Hacker News new | ask | show | jobs
by IgorPartola 1807 days ago
If you view GPL code with your browser would that mean that your browser now has to be GPL as well? In the sense that copilot is not much different than a browser for Stack Overflow with some automation, why would it need to be GPLed? Your own code on the other hand…
5 comments

For sake of discussion, it would be clearer to split copilot code (not derived from GPL'd works) and the actual weights of the neural network at the heart of copilot (derived from GPL'd works via algorithmic means).

For your browser analogy, that would mean that the "browser" is the copilot code, while the weights would be some data derived from GPL'd works, perhaps a screenshot of the browser showing the code.

I'd think that the weights/screenshot in this analogy would have to abide by the GPL license. In a vacuum, I would not think that the copilot code had to be licensed under GPL, but it might be different in this case since the copilot code is necessary to make use of the weights.

But then again, the weights are sitting on some server, so GPL might not apply anyway. Not sure about AGPL and other licenses though. There is likely some illegal incompatibility between licenses in there.

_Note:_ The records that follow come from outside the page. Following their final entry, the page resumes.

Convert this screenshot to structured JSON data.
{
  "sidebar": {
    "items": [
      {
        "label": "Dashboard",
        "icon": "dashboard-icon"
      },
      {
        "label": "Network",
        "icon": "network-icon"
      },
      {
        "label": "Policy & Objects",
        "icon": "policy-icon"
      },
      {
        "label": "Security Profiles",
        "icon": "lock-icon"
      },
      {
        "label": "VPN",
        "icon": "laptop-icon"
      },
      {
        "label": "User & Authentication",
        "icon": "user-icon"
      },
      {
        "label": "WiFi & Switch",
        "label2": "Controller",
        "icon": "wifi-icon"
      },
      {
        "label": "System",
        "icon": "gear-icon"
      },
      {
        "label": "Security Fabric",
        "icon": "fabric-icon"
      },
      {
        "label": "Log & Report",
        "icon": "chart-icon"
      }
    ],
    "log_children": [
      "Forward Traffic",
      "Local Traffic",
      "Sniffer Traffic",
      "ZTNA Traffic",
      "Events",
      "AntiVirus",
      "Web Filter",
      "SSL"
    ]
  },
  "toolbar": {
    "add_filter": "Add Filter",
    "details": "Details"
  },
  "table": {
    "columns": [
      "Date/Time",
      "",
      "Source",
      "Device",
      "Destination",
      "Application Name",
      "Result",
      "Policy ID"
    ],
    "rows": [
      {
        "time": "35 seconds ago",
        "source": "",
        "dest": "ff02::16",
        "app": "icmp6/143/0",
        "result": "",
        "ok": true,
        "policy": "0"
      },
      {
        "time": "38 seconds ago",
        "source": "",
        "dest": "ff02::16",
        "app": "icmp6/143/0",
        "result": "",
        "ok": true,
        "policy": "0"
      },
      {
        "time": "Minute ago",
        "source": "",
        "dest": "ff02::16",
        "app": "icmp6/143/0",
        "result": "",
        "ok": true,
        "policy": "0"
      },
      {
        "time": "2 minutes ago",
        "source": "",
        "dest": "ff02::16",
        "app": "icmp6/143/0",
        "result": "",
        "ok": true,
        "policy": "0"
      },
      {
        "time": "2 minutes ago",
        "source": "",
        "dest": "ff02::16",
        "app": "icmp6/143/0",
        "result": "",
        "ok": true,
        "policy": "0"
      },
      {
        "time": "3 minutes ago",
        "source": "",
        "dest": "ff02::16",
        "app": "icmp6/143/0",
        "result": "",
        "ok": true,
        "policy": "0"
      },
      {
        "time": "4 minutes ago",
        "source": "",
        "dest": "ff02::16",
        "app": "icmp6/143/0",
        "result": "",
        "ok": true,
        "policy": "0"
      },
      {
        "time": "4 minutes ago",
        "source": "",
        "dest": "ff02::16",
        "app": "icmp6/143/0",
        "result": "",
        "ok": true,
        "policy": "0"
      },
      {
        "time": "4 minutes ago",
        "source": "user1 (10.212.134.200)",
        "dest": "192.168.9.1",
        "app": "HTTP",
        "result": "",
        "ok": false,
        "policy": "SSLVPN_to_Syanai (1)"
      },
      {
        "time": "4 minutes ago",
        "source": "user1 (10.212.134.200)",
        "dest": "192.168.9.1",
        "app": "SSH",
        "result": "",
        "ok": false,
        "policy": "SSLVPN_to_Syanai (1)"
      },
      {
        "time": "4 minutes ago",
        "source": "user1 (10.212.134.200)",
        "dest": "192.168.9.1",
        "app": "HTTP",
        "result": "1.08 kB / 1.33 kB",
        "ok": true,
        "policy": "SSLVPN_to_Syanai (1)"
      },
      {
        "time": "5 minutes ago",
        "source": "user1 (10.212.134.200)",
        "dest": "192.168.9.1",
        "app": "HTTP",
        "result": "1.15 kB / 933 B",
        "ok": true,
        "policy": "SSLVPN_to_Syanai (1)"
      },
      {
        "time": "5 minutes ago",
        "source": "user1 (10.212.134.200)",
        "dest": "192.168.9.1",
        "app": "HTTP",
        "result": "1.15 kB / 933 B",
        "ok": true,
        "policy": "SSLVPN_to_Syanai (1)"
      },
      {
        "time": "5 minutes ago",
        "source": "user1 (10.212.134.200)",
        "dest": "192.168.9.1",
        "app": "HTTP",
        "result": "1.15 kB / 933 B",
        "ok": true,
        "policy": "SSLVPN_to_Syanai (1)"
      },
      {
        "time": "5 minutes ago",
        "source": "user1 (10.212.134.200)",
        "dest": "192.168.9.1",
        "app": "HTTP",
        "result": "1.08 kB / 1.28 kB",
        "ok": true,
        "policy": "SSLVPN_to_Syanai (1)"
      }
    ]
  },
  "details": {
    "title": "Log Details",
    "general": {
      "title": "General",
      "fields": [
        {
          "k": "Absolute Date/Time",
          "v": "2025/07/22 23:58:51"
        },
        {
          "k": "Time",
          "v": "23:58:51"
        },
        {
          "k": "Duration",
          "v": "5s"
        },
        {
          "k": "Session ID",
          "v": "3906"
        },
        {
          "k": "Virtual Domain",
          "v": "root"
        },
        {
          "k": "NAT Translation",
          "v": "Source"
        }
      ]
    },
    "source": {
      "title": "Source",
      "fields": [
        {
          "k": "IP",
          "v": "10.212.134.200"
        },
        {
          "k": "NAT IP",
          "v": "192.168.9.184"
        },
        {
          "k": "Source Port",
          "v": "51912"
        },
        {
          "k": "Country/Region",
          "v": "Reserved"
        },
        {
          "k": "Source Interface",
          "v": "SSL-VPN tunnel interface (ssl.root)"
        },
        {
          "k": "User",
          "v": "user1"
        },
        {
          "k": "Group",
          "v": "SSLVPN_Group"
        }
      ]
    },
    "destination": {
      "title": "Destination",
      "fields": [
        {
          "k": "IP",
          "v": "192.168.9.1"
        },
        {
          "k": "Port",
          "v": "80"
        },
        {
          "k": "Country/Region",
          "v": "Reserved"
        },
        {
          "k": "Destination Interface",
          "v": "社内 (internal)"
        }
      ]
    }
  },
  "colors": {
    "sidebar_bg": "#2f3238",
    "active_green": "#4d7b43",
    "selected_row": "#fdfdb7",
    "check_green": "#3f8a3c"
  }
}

As I understand it the things copilot tries to do is automate the loop of “Google your problem, find a Stack Overflow answer, paste in the code from there into my editor”. In that sense, the burden of whether the license of the code being copy pasted is on the person who answered the SO question and on me. If this literally was what copilot did, nobody would bat an eye that some code it produced was GPL or any other license because it wouldn’t be copilot’s problem.

No let’s substitute a different database of for the code that isn’t SO. It doesn’t really matter if that database is a literal RDBMS, a giant git repo or is encoded as a neural net. All copilot is going to do is perform a search in that database, find a result and paste it in. The burden of licensing is still on me to not use GPL code and possibly on the person hosting the database.

The gotcha here is that copilot’s database is a neural network. If you take GPL code and feed it as training data to a neural network to create essentially a lookup table along with non-GPL code did you just create a derived work? It is unclear to me whether you did or not. In particular, can they neural network itself be considered “source code”?

> If you view GPL code with your browser would that mean that your browser now has to be GPL as well?

Some good responses in sibling comments already, but I don't see the narrow answer here, which is: No, because no distribution of the browser took place.

If you created a weird version of the browser in which a specific URL is hardcoded to show the GPL'd code instead of the result of an HTTP request, and you then distributed that browser to others, then I believe that yes, you'd have to do so under the GPL. (You might get away with it under fair use if the amount of GPL'd code is small, etc.)

If you use your browser to copy some GPL code into your project your project must now be GPL as well.

So following your own argument, even if Copilot is allowed, using it still risks you falling under GPL

My point exactly. Copilot is innocent in that case just like the browser.
Or if you simply read GPL code and learn something from it - or bits of the code are retained verbatim in your memory, are you (as a person) now GPL'd? Obviously not.
That probably depends on how large and how significant the bits you remember are. Otherwise one could take a person with photographic memory and circumvent all GPL licenses easily, by making that person type what they remember.
> Or if you simply read GPL code and learn something from it - or bits of the code are retained verbatim in your memory, are you (as a person) now GPL'd? Obviously not.

I do not find that to be obvious at all.

You do not find it obvious that a human being would not become a GPL'd work?
To build a browser you don't need a verbatim GPL code, so it's not a derivative work in the same sense copilot is.

Stackoverflow on the other hand is much trickier question...

SO clearly doesn’t need GPL code to be useful. The wider SE network is evidence of that.